Wednesday, April 12, 2023

Power In Business (Part 4): Consumers

Thus far, this series has focused on people who are in some way a member of a company or directly affiliated with its policies, either as an employer or employee, or someone representing an employee to employers as part of a union.  There is no such thing as a business without at least one employer and one employee, and unions are collective bargaining groups which employees could form or join.  Because of this, employers, non-unionized employees, and unionized employees all have a certain kind of power.  Still, another group must be present and active in order for there to be any company to hire people or any need for workers in the first place: consumers are a vital part of business because if there is no one able or willing to pay for a company's product or service, there is nothing to keep the business running.

It is not that consumers are more vital to a business than employers or employees.  All three of these groups are necessary for a business to avoid closing down permanently, so to remove one is to destroy the social foundation of business altogether.  Unions, as I have already clarified, are necessary to protect workers from current exploitation or to offer a better chance of resisting/preventing it in the future, as they are not necessities for business to open or function at a basic level, even if they can be used to amplify the power of employees to gain or keep pay at a livable or deserved level, among other things.  Consumers, the people who actually make purchases that provide companies with revenue, are the only group external to a company (though employees can act as consumers for their own companies) that is required for business.
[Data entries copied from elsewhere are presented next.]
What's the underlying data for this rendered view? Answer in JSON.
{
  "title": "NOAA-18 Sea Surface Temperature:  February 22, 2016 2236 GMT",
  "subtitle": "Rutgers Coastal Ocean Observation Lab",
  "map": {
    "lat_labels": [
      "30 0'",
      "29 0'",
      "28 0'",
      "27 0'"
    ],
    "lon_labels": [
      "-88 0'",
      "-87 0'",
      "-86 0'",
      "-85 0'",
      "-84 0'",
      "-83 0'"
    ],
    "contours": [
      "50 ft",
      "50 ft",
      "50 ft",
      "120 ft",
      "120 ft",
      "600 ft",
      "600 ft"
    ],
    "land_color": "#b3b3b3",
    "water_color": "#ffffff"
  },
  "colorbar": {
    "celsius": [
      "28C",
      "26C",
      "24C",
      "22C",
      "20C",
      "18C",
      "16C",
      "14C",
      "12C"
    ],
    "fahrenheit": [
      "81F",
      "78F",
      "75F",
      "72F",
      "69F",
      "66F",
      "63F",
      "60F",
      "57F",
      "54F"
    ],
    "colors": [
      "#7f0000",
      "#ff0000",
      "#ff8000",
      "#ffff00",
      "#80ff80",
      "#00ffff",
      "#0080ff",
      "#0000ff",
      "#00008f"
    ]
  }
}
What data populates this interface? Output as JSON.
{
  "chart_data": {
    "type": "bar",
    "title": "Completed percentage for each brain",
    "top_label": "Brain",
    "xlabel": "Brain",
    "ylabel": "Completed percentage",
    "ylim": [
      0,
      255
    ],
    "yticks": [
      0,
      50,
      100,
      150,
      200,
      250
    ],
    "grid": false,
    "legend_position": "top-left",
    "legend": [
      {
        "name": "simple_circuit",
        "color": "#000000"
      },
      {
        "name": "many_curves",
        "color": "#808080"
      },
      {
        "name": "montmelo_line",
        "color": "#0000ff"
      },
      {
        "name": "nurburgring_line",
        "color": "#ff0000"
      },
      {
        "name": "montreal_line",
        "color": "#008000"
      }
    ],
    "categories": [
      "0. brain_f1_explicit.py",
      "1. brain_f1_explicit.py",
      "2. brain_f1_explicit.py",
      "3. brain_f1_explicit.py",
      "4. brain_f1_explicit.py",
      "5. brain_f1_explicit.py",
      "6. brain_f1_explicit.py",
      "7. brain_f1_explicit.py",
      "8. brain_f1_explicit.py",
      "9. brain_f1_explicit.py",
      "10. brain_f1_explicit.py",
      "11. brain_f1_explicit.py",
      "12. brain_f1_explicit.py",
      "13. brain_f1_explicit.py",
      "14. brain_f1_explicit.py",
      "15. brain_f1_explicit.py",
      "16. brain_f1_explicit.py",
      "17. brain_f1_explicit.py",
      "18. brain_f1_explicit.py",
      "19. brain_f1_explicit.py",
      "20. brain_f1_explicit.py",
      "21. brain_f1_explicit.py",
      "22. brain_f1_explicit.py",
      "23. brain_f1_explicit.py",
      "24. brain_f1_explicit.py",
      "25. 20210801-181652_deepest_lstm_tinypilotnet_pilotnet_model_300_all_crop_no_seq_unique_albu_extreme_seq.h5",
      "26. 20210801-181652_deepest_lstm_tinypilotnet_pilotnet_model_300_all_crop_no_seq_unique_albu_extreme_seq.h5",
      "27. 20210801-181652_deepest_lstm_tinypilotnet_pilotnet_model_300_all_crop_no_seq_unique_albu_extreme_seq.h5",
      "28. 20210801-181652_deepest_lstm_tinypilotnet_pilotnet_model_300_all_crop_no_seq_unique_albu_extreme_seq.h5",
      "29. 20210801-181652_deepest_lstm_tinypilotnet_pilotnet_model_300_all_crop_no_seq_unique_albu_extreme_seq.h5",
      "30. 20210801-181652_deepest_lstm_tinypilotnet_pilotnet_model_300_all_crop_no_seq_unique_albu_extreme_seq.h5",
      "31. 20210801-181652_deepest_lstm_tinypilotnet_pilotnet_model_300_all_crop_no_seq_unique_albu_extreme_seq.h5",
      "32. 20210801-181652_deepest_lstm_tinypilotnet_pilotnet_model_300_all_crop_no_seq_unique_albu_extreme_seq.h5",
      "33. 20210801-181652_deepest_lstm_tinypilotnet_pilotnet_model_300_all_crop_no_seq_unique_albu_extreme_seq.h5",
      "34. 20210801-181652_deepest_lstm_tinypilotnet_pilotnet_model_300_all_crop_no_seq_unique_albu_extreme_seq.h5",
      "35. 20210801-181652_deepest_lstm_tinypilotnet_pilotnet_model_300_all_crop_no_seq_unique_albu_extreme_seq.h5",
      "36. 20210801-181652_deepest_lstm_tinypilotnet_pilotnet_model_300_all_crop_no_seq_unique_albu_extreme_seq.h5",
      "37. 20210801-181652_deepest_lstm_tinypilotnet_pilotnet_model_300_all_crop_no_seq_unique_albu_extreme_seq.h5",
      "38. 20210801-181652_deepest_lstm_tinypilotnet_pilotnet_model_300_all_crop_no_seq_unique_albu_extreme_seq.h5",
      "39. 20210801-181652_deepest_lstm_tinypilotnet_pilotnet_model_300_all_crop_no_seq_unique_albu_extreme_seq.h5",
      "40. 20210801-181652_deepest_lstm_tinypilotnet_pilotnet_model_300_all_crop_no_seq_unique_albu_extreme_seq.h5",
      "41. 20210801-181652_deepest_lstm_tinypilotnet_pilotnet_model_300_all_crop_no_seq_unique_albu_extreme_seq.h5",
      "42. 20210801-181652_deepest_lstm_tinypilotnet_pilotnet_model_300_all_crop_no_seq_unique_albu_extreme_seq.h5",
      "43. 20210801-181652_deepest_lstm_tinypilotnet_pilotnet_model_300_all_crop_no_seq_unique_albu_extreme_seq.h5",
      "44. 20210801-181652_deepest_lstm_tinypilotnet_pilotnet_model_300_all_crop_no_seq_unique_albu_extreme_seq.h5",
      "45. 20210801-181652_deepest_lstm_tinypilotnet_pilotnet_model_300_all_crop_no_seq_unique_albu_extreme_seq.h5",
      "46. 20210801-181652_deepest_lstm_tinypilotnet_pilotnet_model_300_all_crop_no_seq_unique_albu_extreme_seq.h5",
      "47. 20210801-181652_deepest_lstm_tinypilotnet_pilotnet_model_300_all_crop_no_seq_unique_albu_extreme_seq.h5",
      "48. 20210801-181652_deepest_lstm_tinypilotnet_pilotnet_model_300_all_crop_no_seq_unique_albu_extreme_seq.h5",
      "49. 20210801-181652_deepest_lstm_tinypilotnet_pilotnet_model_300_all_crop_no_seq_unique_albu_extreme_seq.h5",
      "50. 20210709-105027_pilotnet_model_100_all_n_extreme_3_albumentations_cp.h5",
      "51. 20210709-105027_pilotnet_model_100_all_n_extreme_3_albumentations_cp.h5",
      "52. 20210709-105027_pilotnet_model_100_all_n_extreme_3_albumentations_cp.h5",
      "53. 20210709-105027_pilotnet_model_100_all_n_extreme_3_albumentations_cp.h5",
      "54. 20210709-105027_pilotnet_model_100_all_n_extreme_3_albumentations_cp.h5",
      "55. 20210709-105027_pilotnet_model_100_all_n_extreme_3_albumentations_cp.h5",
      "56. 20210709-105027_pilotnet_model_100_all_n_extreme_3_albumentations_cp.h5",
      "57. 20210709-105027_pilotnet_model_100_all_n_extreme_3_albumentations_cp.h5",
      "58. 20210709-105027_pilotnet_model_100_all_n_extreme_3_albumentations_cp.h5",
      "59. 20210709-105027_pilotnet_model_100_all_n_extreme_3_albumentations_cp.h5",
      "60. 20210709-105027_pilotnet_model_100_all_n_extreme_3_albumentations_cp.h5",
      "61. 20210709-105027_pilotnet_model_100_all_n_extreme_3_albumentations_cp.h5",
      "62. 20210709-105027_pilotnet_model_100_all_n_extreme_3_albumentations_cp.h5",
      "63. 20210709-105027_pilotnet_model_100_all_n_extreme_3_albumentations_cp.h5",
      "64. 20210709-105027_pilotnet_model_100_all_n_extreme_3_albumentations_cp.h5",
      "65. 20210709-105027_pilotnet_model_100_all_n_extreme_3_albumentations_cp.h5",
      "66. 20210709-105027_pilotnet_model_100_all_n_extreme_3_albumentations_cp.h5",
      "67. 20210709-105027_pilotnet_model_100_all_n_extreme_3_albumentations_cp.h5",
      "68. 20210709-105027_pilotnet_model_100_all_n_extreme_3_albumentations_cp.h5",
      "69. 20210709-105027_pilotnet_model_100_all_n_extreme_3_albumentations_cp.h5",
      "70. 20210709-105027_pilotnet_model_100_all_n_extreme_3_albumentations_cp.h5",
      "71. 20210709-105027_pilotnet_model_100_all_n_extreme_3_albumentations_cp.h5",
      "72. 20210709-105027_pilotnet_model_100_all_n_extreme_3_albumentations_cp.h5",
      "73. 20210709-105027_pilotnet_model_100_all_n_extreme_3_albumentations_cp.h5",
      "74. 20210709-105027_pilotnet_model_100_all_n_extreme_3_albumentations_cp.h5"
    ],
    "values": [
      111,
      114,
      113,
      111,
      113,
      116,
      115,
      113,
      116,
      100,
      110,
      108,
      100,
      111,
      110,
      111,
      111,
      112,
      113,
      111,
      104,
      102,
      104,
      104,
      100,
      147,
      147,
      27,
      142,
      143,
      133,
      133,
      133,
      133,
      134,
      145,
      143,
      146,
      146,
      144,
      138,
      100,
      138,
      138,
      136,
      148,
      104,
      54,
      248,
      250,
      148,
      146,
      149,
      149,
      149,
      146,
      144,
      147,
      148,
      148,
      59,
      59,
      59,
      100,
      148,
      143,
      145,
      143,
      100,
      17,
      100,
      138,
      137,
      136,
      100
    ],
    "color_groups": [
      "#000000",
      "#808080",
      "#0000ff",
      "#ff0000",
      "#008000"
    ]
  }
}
Like how employers and employees have their own respective power to make a business thrive or to exploit and harm each other, consumers have power.  Just as a business would die if all employees left and refused to return, given that there was no one willing to replace them--and indeed, letting predatory workplaces die in this way might be the only thing that makes egoistic employers care about not oppressing workers--a business would not be able to continue if consumers stopped making purchases.  It would not even take a total absence of consumer spending, but just enough so that companies cannot make profit or at least break even after all expenses are paid.  Whether they realize or lean into this fact, consumers have immense power, the power to contribute to the prosperity or downfall of any company, from the most miniscule small businesses to the largest megacorporations.

The reasons why people might stop buying from a company are diverse.  Some consumers might stop because of a boycott over real or perceived philosophical problems with a company, others because they lose interest in what a company offers or forget about something they wished to purchase, and still others because they no longer have the financial resources to spare.  The most important of these is the power to genuinely hurt a company's "bottom line" if it it guilty of heinous actions, though it does not logically follow from spending money on something that a person knows about or supports (even if they do know) the worldview driving the company.  This is a crucial distinction to make because abstaining from all economic contributions to a company's success is not necessarily the same as being a just person or vice versa.

Regardless of how aware they are of this or how they act in light of it, the power of consumers is as much a part of business as that of employers and employees, and it is a power that many consumers seem to ignore or take for granted.  If a current client or other kind of buyer wants to oppose a company for legitimate injustices, they can always refrain from making more purchases that enrich the company, or more likely just those at the top of the corporate hierarchy.  This almost always would have only a very small impact if one random consumer was to stop purchasing, but like how employees who come together for unions can accomplish more as a group than its members could alone, the effect is greatly increased when numerous consumers stop buying.  There is little consumers can actually do beyond this to fight a company besides just looking to reason to at least understand logical truths about business that do not depend on greed or preference, but even just doing either of these ensures that at least one person does not live for consumerism or moral apathy.